In the past, we have seen research work on use of nanostructures in Li-Ion batteries and even the concept of Lithium-Air batteries. The pomegranate inspired batteries are unique in more than one way. The anode stores the energy when a battery charges. Use of Silicon anodes instead of graphite ones that are currently used, would mean that the batteries stores 10 times more charge. A major limitation with this has been that silicon is brittle and it swells and falls apart during battery charging, and it reacts with the battery’s electrolyte to form gunk that coats the anode and degrades its performance.

pomegranate_battery_v01

As a solution to this, Cui and his team have been working for the past 8 years, on the use of silicon nanowires or nanoparticles that are too small to break into even smaller bits. They encased these nanoparticles in, what they call, carbon “yolk shells” that give them room to swell and shrink during charging. Taking this research a step forward and drawing inspiration from the chemical industry, the team used a microemulsion technique to gather silicon yolk shells into clusters, and coated each cluster with a second, thicker layer of carbon. These carbon rinds hold the pomegranate clusters together and provide a sturdy highway for electrical currents. And because every pomegranate cluster covers just one-tenth the surface area of the individual particles inside it, a much smaller area is exposed to the electrolyte, thereby reducing the amount of gunk that forms to a manageable level.

Fig1 jpg
Top: Diagrammatic representation of Silicon nanoparticles clustered like seeds in a pomegranate.
Bottom: Silicon nanoparticles swell during battery charging to completely fill their yolk shells;
No space is wasted, and the shells stay intact.
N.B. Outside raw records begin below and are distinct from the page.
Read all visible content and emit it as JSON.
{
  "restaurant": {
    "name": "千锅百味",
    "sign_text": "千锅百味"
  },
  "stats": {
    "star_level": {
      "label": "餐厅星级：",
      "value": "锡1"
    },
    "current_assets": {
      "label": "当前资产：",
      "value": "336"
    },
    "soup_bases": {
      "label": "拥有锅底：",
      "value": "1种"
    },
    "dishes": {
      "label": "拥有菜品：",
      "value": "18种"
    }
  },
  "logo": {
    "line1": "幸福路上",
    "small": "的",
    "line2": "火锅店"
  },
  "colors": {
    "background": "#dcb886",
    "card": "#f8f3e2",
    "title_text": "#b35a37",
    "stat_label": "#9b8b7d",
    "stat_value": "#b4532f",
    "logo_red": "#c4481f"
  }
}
Though the tests they have performed on the pomegranate batteries have shown results that are at par with other commercially available batteries, in order to begin mass production of this next-gen product, the researchers need to work on finding a cheaper source of silicon nanoparticles and simplifying the overall process. One of the researchers thinks that rice husks is one of the cheap alternative available today in bulk and it can be transformed into pure silicon nanoparticles relatively easily.